OpenAIがトランプ政権と、同社株式の5%を米政府に譲渡する案を協議していることが明らかになりました。Financial Timesが関係者2人の情報として報じたもので、話し合いは1年以上前から続いていますが、依然として「コンセプト」段階にあるとされます。実行にはおそらく連邦議会の立法措置が必要です。

提案の対象はOpenAIだけではありません。米国の主要AI開発企業すべてが株式の5%を共通の受け皿に拠出し、その収益を国と国民に還元する仕組みが構想されています。モデルとなっているのは、州の石油収入を株式で運用し配当を住民に分配するアラスカ・パーマネント・ファンドです。

なぜ今、株式を差し出すのか

サム・アルトマンCEOはこれまで、AIが生む利益を「出発点の富や資本アクセスに関わらず」広く分配する仕組みとして「public wealth fund(公共富裕ファンド)」を4月に提唱していました。今回の5%案は、その抽象的な構想に初めて具体的な数字を与えたものです。

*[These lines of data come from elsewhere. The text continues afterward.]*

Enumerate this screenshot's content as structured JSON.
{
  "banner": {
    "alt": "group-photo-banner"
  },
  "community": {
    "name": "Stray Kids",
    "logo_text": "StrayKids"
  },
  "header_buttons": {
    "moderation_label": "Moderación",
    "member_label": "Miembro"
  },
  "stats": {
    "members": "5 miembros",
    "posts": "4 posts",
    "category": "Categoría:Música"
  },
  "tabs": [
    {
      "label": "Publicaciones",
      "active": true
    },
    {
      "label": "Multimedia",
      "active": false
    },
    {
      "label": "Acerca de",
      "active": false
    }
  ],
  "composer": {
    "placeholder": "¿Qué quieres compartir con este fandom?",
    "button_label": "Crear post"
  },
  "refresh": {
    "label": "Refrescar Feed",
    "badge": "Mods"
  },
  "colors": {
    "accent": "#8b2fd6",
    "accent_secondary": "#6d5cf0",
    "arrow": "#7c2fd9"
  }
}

アルトマン氏はトランプ大統領のほか、ハワード・ラトニック商務長官、スコット・ベッセント財務長官と直接交渉していると報じられます。同時に、AI企業に対し最大約50%の政府持分をソブリン・ウェルス・ファンド経由で保有すべきだと主張する民主党のバーニー・サンダース上院議員とも接触しており、政治的スペクトルの両端に手を打っている構図です。

露骨な政治対策としての側面

この動きは、サイバーセキュリティを軸に強まる政治的反発を和らげる狙いがあると見られます。さらに、AI各社が予測する「大規模失業」が現実化すれば、雇用問題が次の政治的火種となります。政府を株主にしておけば、財務悪化時の救済(ベイルアウト)の可能性も高まる——批判派はそう見るはずです。事業リスクを国家に転嫁する構造が、水面下で組み上げられつつあります。

💼 事業会社視点:これは自社にどう効くか

日本の経営者は何を読み取るべきか

注目すべきは「AI大手が政府を株主に招き入れる」という統治構造の転換シグナルです。米国でこれが成立すれば、AIは実質的に半官半民の戦略産業として扱われることになります。

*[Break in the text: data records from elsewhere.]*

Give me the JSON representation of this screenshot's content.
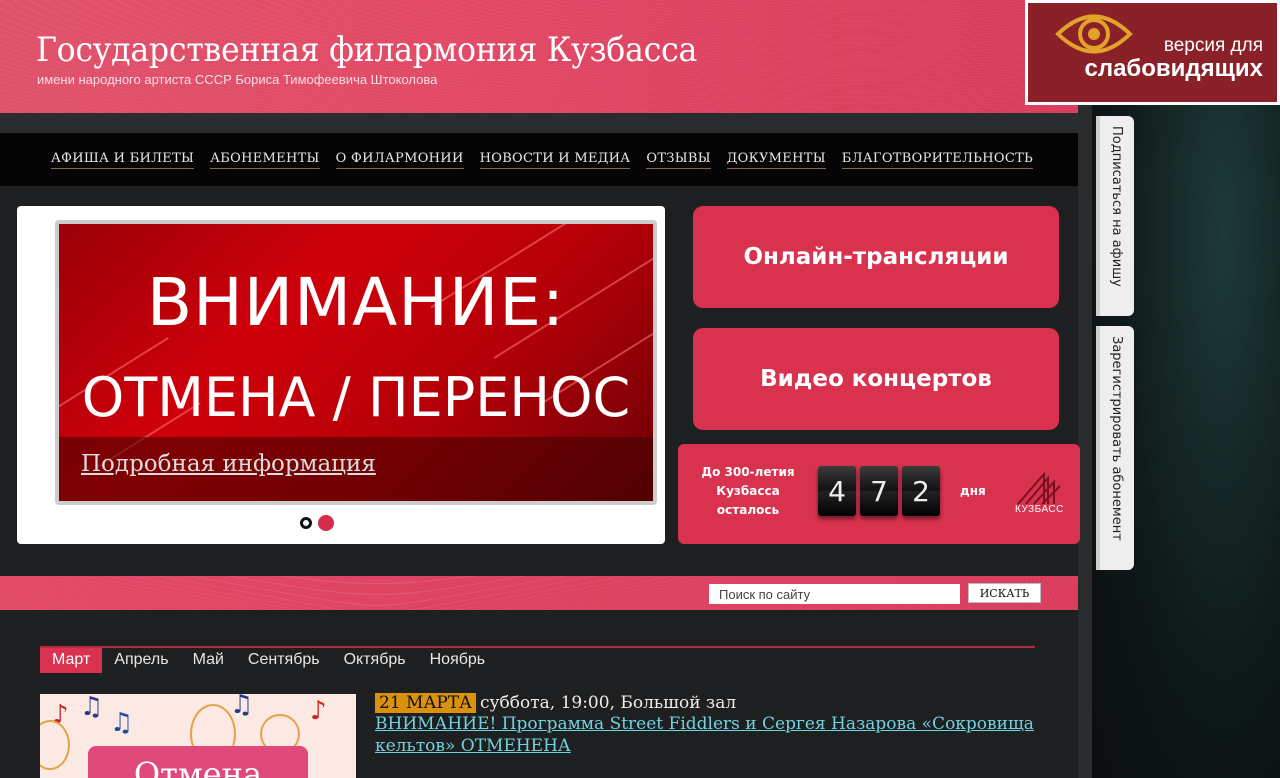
{
  "header": {
    "title": "Государственная филармония Кузбасса",
    "subtitle": "имени народного артиста СССР Бориса Тимофеевича Штоколова"
  },
  "accessibility": {
    "line1": "версия для",
    "line2": "слабовидящих",
    "icon": "eye-icon"
  },
  "nav": {
    "items": [
      "АФИША И БИЛЕТЫ",
      "АБОНЕМЕНТЫ",
      "О ФИЛАРМОНИИ",
      "НОВОСТИ И МЕДИА",
      "ОТЗЫВЫ",
      "ДОКУМЕНТЫ",
      "БЛАГОТВОРИТЕЛЬНОСТЬ"
    ]
  },
  "slider": {
    "headline": "ВНИМАНИЕ:",
    "subheadline": "ОТМЕНА / ПЕРЕНОС",
    "caption_link": "Подробная информация",
    "active_slide": 2
  },
  "buttons": {
    "online": "Онлайн-трансляции",
    "video": "Видео концертов"
  },
  "countdown": {
    "label_line1": "До 300-летия",
    "label_line2": "Кузбасса",
    "label_line3": "осталось",
    "digits": [
      "4",
      "7",
      "2"
    ],
    "unit": "дня",
    "logo_text": "КУЗБАСС"
  },
  "search": {
    "placeholder": "Поиск по сайту",
    "button": "ИСКАТЬ"
  },
  "months": {
    "items": [
      "Март",
      "Апрель",
      "Май",
      "Сентябрь",
      "Октябрь",
      "Ноябрь"
    ],
    "active": "Март"
  },
  "event": {
    "date": "21 МАРТА",
    "meta": "суббота, 19:00, Большой зал",
    "title": "ВНИМАНИЕ! Программа Street Fiddlers и Сергея Назарова «Сокровища кельтов» ОТМЕНЕНА",
    "image_banner": "Отмена"
  },
  "side_tabs": {
    "subscribe": "Подписаться на афишу",
    "register": "Зарегистрировать абонемент"
  },
  "colors": {
    "brand_red": "#d8324f",
    "nav_bg": "#050505",
    "access_bg": "#8b2128",
    "date_badge": "#d9910e",
    "link_teal": "#6fd4e0"
  }
}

SaaS・受託開発企業は、OpenAI APIへの依存が「一民間企業への依存」から「米政府の政策変数への依存」に変質するリスクを織り込む必要があります。輸出規制・政府主導の料金設計・国内企業優遇など、経済安全保障の論理が価格やAPIアクセスに反映される可能性が現実味を帯びます。マルチベンダー戦略と、Anthropic・Google・国内モデル(Sakana AI等)へのフォールバック設計を経営アジェンダに格上げすべき局面です。

日本の事業会社の役員層にとっては、日本政府と国内AI企業の関係を先読みする材料になります。米国がAI企業を国家資産化する流れが定着すれば、日本でも経産省主導で類似スキームが議論される公算が高い。AI活用戦略は、ベンダー選定よりも「どの国の政治体制の下で動くAIを、どの業務に使うか」というポートフォリオ設計の問題になります。